Korean Chicken Japchae

cooking-time15 mins cooking-servings4 SERVINGS


  • 1 packet Sadia Helper Cuts Chicken Breast Strips
  • 8 ounces (or 4 servings) sweet potato noodles
  • ½ tsp sesame oil
  • 1 tsp cooking oil
Chicken Marinade:
  • 1 tbsp soy sauce
  • ½ tsp garlic, minced
  • ¼ tsp ground black pepper
  • 1 tsp sesame oil
Sauce Mixture:
  • 4 tbsp soy sauce
  • 2 tsp honey
  • 2 garlic cloves, minced
  • 1 small red pepper, sliced thinly & cut in half
  • 2 medium carrots, peeled & cut into matchsticks
  • 4 large shiitake mushrooms, sliced thinly
  • 1 cup packed fresh spinach
  • ½ tsp sesame oil


  1. Prepare ingredients for marinade and proceed to marinate the chicken for 30 minutes. Set aside.
  2. Bring a large pot of water to a boil over high heat and add the sweet potato noodles.

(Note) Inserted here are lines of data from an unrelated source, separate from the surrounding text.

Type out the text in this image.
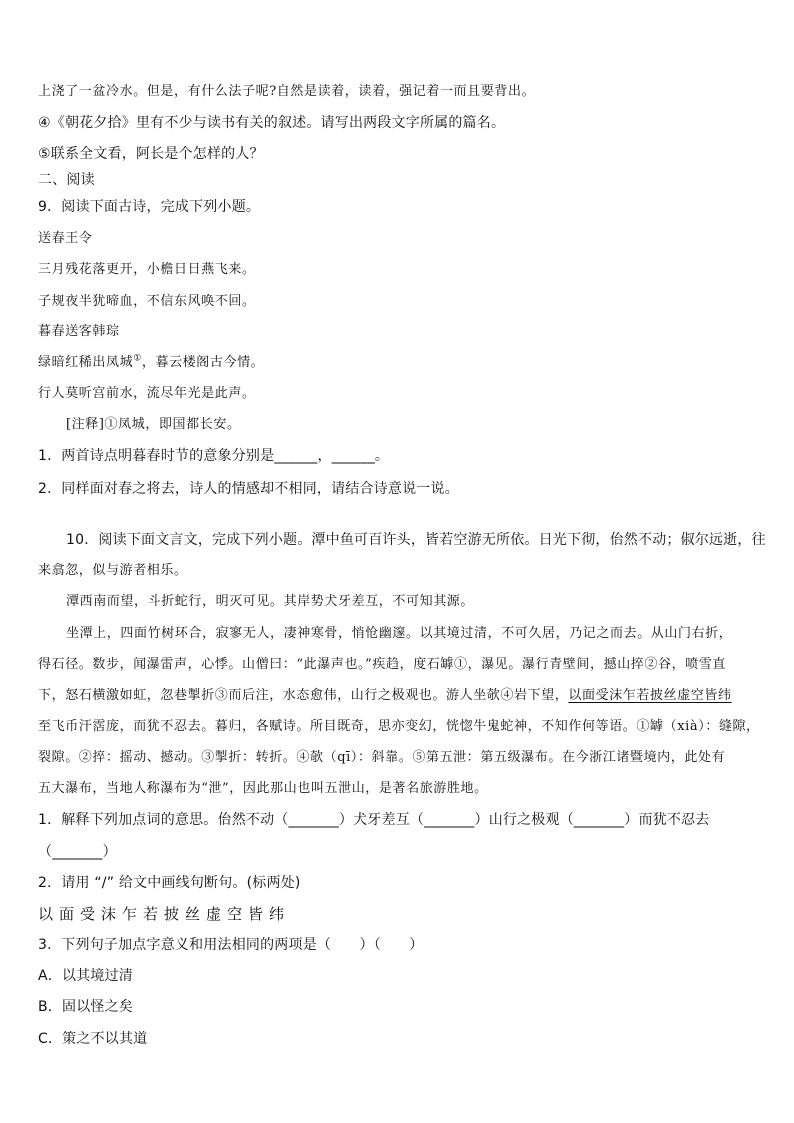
上浇了一盆冷水。但是，有什么法子呢?自然是读着，读着，强记着一而且要背出。
④《朝花夕拾》里有不少与读书有关的叙述。请写出两段文字所属的篇名。
⑤联系全文看，阿长是个怎样的人？
二、阅读
9．阅读下面古诗，完成下列小题。
送春王令
三月残花落更开，小檐日日燕飞来。
子规夜半犹啼血，不信东风唤不回。
暮春送客韩琮
绿暗红稀出凤城①，暮云楼阁古今情。
行人莫听宫前水，流尽年光是此声。
[注释]①凤城，即国都长安。
1．两首诗点明暮春时节的意象分别是______，______。
2．同样面对春之将去，诗人的情感却不相同，请结合诗意说一说。
10．阅读下面文言文，完成下列小题。潭中鱼可百许头，皆若空游无所依。日光下彻，佁然不动；俶尔远逝，往
来翕忽，似与游者相乐。
潭西南而望，斗折蛇行，明灭可见。其岸势犬牙差互，不可知其源。
坐潭上，四面竹树环合，寂寥无人，凄神寒骨，悄怆幽邃。以其境过清，不可久居，乃记之而去。从山门右折，
得石径。数步，闻瀑雷声，心悸。山僧曰：“此瀑声也。”疾趋，度石罅①，瀑见。瀑行青壁间，撼山捽②谷，喷雪直
下，怒石横激如虹，忽巷掣折③而后注，水态愈伟，山行之极观也。游人坐欹④岩下望，以面受沫乍若披丝虚空皆纬
至飞币汗霑庞，而犹不忍去。暮归，各赋诗。所目既奇，思亦变幻，恍惚牛鬼蛇神，不知作何等语。①罅（xià）：缝隙，
裂隙。②捽：摇动、撼动。③掣折：转折。④欹（qī）：斜靠。⑤第五泄：第五级瀑布。在今浙江诸暨境内，此处有
五大瀑布，当地人称瀑布为“泄”，因此那山也叫五泄山，是著名旅游胜地。
1．解释下列加点词的意思。佁然不动（_______）犬牙差互（_______）山行之极观（_______）而犹不忍去
（_______）
2．请用 “/” 给文中画线句断句。(标两处)
以面受沫乍若披丝虚空皆纬
3．下列句子加点字意义和用法相同的两项是（　　）（　　）
A．以其境过清
B．固以怪之矣
C．策之不以其道
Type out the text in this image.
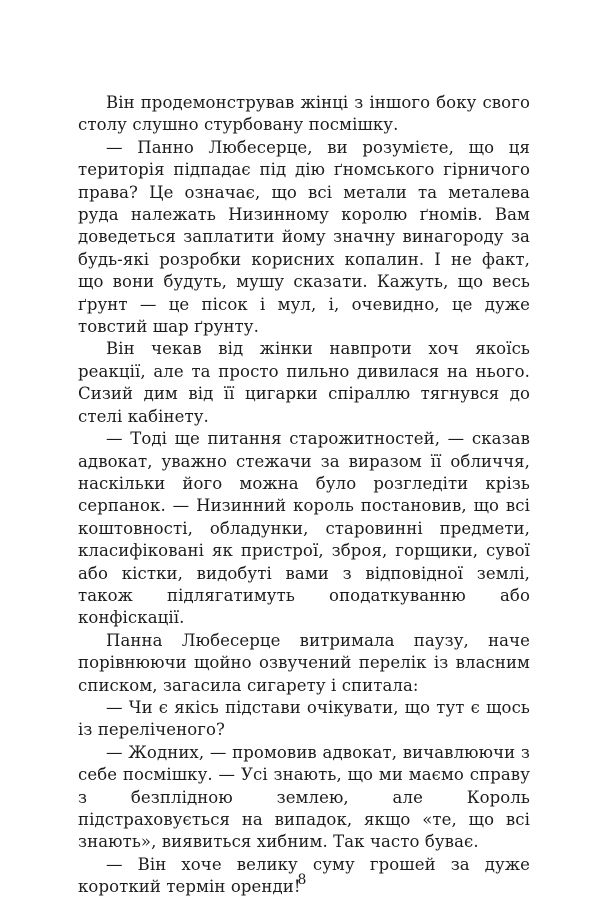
Він продемонстрував жінці з іншого боку свого столу слушно стурбовану посмішку.

— Панно Любесерце, ви розумієте, що ця територія підпадає під дію ґномського гірничого права? Це означає, що всі метали та металева руда належать Низинному королю ґномів. Вам доведеться заплатити йому значну винагороду за будь-які розробки корисних копалин. І не факт, що вони будуть, мушу сказати. Кажуть, що весь ґрунт — це пісок і мул, і, очевидно, це дуже товстий шар ґрунту.

Він чекав від жінки навпроти хоч якоїсь реакції, але та просто пильно дивилася на нього. Сизий дим від її цигарки спіраллю тягнувся до стелі кабінету.

— Тоді ще питання старожитностей, — сказав адвокат, уважно стежачи за виразом її обличчя, наскільки його можна було розгледіти крізь серпанок. — Низинний король постановив, що всі коштовності, обладунки, старовинні предмети, класифіковані як пристрої, зброя, горщики, сувої або кістки, видобуті вами з відповідної землі, також підлягатимуть оподаткуванню або конфіскації.

Панна Любесерце витримала паузу, наче порівнюючи щойно озвучений перелік із власним списком, загасила сигарету і спитала:

— Чи є якісь підстави очікувати, що тут є щось із переліченого?

— Жодних, — промовив адвокат, вичавлюючи з себе посмішку. — Усі знають, що ми маємо справу з безплідною землею, але Король підстраховується на випадок, якщо «те, що всі знають», виявиться хибним. Так часто буває.

— Він хоче велику суму грошей за дуже короткий термін оренди!

8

Cook until the noodles are tender, about 7 minutes. 
  3. Drain and rinse the noodles with cold water until they are cool. 
  4. Toss noodles with ½ teaspoon of sesame oil.

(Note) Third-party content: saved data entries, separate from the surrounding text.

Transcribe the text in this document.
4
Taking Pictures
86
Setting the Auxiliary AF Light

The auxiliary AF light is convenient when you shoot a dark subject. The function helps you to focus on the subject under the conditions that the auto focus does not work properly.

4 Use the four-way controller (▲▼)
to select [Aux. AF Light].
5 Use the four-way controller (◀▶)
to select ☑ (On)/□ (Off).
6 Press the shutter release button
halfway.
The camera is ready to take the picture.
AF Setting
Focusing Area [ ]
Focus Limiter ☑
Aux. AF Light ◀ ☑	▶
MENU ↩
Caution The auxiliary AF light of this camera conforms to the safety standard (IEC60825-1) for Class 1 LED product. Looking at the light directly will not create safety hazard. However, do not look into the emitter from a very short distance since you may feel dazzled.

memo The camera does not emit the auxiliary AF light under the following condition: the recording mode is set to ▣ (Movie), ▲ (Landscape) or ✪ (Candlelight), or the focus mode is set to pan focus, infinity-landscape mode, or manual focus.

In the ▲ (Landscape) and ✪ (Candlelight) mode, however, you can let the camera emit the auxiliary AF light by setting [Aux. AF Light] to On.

  5. In a medium bowl, whisk together ingredients for the sauce mixture.
  6. Heat cooking oil in a large nonstick skillet set over medium-high heat. Add garlic, cook until it browns a little. Add the chicken and stir fry for a few minutes until barely cooked through..

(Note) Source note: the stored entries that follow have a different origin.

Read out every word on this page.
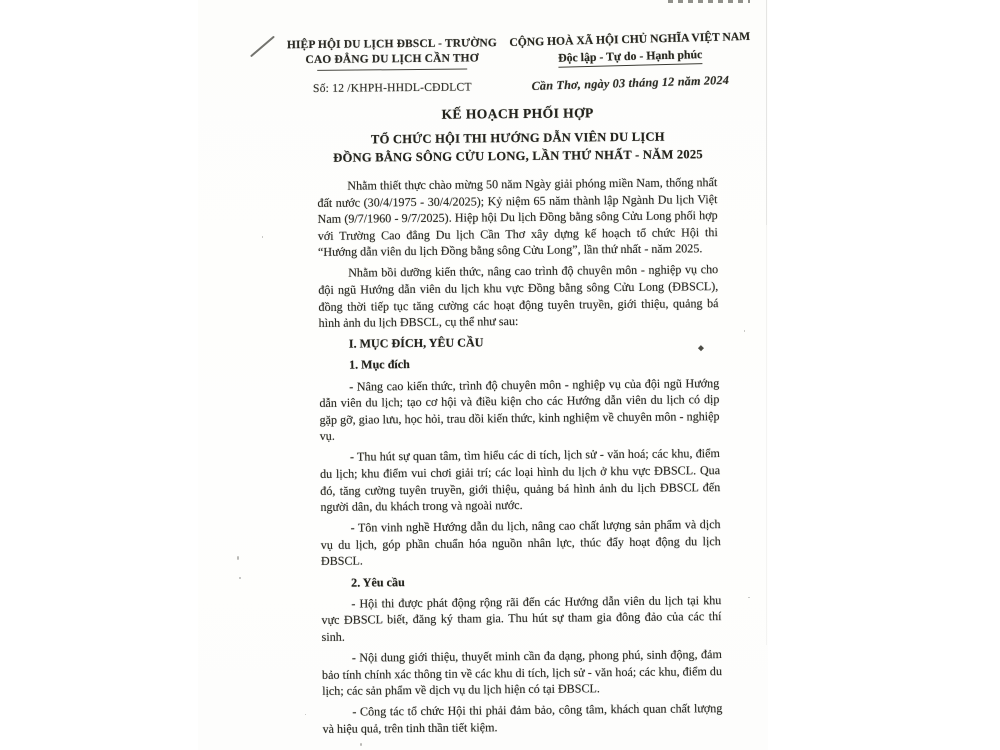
HIỆP HỘI DU LỊCH ĐBSCL - TRƯỜNG
CAO ĐẲNG DU LỊCH CẦN THƠ
Số: 12 /KHPH-HHDL-CĐDLCT
CỘNG HOÀ XÃ HỘI CHỦ NGHĨA VIỆT NAM
Độc lập - Tự do - Hạnh phúc
Cần Thơ, ngày 03 tháng 12 năm 2024
KẾ HOẠCH PHỐI HỢP
TỔ CHỨC HỘI THI HƯỚNG DẪN VIÊN DU LỊCH
ĐỒNG BẰNG SÔNG CỬU LONG, LẦN THỨ NHẤT - NĂM 2025

Nhằm thiết thực chào mừng 50 năm Ngày giải phóng miền Nam, thống nhất đất nước (30/4/1975 - 30/4/2025); Kỷ niệm 65 năm thành lập Ngành Du lịch Việt Nam (9/7/1960 - 9/7/2025). Hiệp hội Du lịch Đồng bằng sông Cửu Long phối hợp với Trường Cao đẳng Du lịch Cần Thơ xây dựng kế hoạch tổ chức Hội thi “Hướng dẫn viên du lịch Đồng bằng sông Cửu Long”, lần thứ nhất - năm 2025.

Nhằm bồi dưỡng kiến thức, nâng cao trình độ chuyên môn - nghiệp vụ cho đội ngũ Hướng dẫn viên du lịch khu vực Đồng bằng sông Cửu Long (ĐBSCL), đồng thời tiếp tục tăng cường các hoạt động tuyên truyền, giới thiệu, quảng bá hình ảnh du lịch ĐBSCL, cụ thể như sau:

I. MỤC ĐÍCH, YÊU CẦU

1. Mục đích

- Nâng cao kiến thức, trình độ chuyên môn - nghiệp vụ của đội ngũ Hướng dẫn viên du lịch; tạo cơ hội và điều kiện cho các Hướng dẫn viên du lịch có dịp gặp gỡ, giao lưu, học hỏi, trau dồi kiến thức, kinh nghiệm về chuyên môn - nghiệp vụ.

- Thu hút sự quan tâm, tìm hiểu các di tích, lịch sử - văn hoá; các khu, điểm du lịch; khu điểm vui chơi giải trí; các loại hình du lịch ở khu vực ĐBSCL. Qua đó, tăng cường tuyên truyền, giới thiệu, quảng bá hình ảnh du lịch ĐBSCL đến người dân, du khách trong và ngoài nước.

- Tôn vinh nghề Hướng dẫn du lịch, nâng cao chất lượng sản phẩm và dịch vụ du lịch, góp phần chuẩn hóa nguồn nhân lực, thúc đẩy hoạt động du lịch ĐBSCL.

2. Yêu cầu

- Hội thi được phát động rộng rãi đến các Hướng dẫn viên du lịch tại khu vực ĐBSCL biết, đăng ký tham gia. Thu hút sự tham gia đông đảo của các thí sinh.

- Nội dung giới thiệu, thuyết minh cần đa dạng, phong phú, sinh động, đảm bảo tính chính xác thông tin về các khu di tích, lịch sử - văn hoá; các khu, điểm du lịch; các sản phẩm về dịch vụ du lịch hiện có tại ĐBSCL.

- Công tác tổ chức Hội thi phải đảm bảo, công tâm, khách quan chất lượng và hiệu quả, trên tinh thần tiết kiệm.

◆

  7. Add red pepper, carrots, and mushrooms, and cook for 1-2 minutes. 
  8. Add spinach, and cook until the spinach is just wilted.
  9. Add the cooked noodles, sauce mixture and ½ teaspoon of sesame oil to the skillet and cook. Toss with tongs, until the noodles are heated through, for about 1 minute. Serve hot.